A candidata tem também o apoio de uma figura conhecida em Morro, o ex-presidente da Câmara Municipal, o vereador Beto (Avante), multado em 2016 pelo Tribunal de Contas do Município (TCM) por irregularidades em contratações de servidores. 


Na última eleição, Beto, então do PSL, disputou com Juliana, vice na chapa de Léo Dourado, e teve o apoio do então prefeito Cleová Barreto, um dos poucos a se reeleger em Morro do Chapéu. Apesar dos dois mandatos, Cleová teve passagem polêmica. Dentre outras acusações, foi alvo de denúncia por improbidade administrativa por má gestão de recursos do Programa Nacional de Alimentação Escolar (Pnae).


Apesar da tentativa de descolar da figura do prefeito, que chegou a ter o afastamento pedido pelo Ministério Público da Bahia (MP-BA) e corre o risco de ficar inelegível por denúncia de crimes de peculato, apropriação indébita e desvio de recursos públicos, o médico Dr. Cláudio (PSL) também conta com parte do apoio dos moradores da cidade.


A candidatura do PSL teve também o endosso do DEM, que inicialmente estaria fechado com a candidatura de Juliana. O partido chegou a destituir a comissão formada por 13 pré-candidatos a vereador na cidade. Oficialmente, contudo, a coligação conta com o PSB, do vice Itamar, e o Avante.


Com trajetória no movimento sindical, a professora Sheila, tenta, declaradamente, se apresentar como uma representante de um modo novo de se fazer política na cidade. Após duas campanhas eleitorais em cima de uma bicicleta, ela quer multiplicar os quase 800 votos recebido na última eleição para ocupar a vaga na prefeitura de Morro do Chapéu e quebrar a tradição de poder familiar que se perpetua no município.

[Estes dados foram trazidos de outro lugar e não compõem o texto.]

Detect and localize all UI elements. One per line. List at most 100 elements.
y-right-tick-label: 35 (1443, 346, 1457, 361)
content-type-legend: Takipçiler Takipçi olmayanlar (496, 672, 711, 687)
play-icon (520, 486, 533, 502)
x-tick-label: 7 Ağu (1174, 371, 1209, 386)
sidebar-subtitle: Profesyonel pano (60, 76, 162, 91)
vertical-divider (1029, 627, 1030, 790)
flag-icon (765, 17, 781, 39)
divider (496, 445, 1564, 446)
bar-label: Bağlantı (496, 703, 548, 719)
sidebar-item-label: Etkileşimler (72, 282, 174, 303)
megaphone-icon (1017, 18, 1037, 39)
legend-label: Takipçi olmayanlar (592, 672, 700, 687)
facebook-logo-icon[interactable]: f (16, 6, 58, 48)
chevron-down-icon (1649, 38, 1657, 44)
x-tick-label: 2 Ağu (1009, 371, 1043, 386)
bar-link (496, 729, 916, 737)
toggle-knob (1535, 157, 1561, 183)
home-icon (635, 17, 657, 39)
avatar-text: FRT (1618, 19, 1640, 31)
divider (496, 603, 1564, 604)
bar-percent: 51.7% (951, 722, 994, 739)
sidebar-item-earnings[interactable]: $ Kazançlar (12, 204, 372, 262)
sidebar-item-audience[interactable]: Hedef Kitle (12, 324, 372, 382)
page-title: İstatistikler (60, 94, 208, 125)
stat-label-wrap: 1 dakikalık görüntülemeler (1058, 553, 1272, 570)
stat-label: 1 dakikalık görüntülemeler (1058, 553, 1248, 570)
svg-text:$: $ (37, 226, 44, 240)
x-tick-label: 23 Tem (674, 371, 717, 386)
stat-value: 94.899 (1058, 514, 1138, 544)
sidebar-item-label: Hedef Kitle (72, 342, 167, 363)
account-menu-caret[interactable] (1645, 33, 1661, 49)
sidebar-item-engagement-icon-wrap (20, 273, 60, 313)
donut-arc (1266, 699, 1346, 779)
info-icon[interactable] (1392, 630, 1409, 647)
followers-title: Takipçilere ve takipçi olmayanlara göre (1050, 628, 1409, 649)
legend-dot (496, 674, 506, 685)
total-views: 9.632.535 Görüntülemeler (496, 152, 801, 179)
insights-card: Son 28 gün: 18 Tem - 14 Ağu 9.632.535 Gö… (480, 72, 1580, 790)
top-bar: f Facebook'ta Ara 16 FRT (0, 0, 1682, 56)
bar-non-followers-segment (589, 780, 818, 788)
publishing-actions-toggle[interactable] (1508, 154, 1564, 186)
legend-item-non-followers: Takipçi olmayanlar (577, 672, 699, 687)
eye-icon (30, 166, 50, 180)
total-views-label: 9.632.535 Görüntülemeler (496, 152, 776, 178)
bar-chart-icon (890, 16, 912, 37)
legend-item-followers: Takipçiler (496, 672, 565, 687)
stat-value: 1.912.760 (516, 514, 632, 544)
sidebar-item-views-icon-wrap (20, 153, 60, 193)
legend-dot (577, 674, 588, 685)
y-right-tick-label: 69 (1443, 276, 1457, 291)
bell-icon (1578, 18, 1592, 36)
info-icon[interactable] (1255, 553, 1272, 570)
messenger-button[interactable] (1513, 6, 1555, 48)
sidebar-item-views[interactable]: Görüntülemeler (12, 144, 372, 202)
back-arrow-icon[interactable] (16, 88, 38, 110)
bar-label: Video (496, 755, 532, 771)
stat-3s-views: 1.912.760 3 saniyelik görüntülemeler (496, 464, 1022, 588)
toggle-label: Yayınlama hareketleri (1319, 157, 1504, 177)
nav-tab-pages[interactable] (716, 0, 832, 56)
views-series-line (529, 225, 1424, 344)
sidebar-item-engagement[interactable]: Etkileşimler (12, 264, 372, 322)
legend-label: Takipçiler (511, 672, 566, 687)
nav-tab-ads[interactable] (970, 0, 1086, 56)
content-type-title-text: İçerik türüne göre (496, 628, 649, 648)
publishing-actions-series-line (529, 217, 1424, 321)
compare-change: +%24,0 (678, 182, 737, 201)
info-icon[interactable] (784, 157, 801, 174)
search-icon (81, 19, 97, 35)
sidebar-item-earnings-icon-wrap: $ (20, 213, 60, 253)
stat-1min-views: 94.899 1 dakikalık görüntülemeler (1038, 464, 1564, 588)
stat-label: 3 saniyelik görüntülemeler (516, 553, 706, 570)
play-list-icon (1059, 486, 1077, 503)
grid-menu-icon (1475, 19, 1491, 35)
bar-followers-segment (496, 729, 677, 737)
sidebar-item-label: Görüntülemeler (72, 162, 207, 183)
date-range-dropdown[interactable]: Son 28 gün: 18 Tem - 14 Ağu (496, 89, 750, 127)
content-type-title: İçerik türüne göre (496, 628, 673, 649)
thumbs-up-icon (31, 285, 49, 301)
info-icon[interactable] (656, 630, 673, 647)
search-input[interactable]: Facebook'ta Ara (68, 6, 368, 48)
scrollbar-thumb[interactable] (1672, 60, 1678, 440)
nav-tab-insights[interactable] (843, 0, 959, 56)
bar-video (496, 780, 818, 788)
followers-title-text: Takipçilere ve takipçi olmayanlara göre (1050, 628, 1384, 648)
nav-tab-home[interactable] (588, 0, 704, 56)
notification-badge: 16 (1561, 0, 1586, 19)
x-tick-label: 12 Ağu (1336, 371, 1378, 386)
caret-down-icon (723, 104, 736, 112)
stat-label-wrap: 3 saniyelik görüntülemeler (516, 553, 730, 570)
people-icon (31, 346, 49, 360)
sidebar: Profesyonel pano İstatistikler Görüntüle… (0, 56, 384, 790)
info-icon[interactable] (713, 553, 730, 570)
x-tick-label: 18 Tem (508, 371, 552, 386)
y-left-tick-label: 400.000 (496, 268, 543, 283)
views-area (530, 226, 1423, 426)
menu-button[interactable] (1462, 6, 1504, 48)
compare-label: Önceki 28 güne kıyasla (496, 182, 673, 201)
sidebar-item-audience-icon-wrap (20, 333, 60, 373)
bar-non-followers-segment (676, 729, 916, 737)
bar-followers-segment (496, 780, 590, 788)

"O poder aqui é passado de pai para filho, tio para sobrinho, agora de pai para filha com o ex-deputado tentando imprimir a filha como prefeita, se utilizando de uma herança política-eleitoral com grupos que hoje ele combate. É o mais do mesmo. A polarização é só um projeto para manter no poder, já que lá na frente se juntam de novo", acusa a candidata do PT.


Como vice na chapa, ela conta com Laércio Jordão, o Lebrão (PP), na coligação que tem ainda o PCdoB e o Rede.


Com menor expectativa, Antonia Souto também oficializou candidatura pelo Patriota, junto com a vice Gildete Aragão, em uma chapa "puro-sangue". A falta de coligação, segundo ela, é resultado da recusa em participar de negociatas com outros partidos, o que a acredita ser um diferencial como postulante. Agricultura, deposita no agro e no turismo a esperança de ter um município desenvolvido.


Sempre vinculada a associações de bairro, a candidata do Patriota diz ser uma combatente da desigualdade social. Ela enxerga uma "crise moral, política e econômica" em Morro do Chapéu, resultado de gestões desastrosas. "De 2000 para cá, Morro merecia uma intervenção estadual", dispara.


A representante do Patriotas quer retomar obras que, segundo ela, foram financiadas pelo Governo da Bahia, mas estão paradas devido à má gestão do atual prefeito.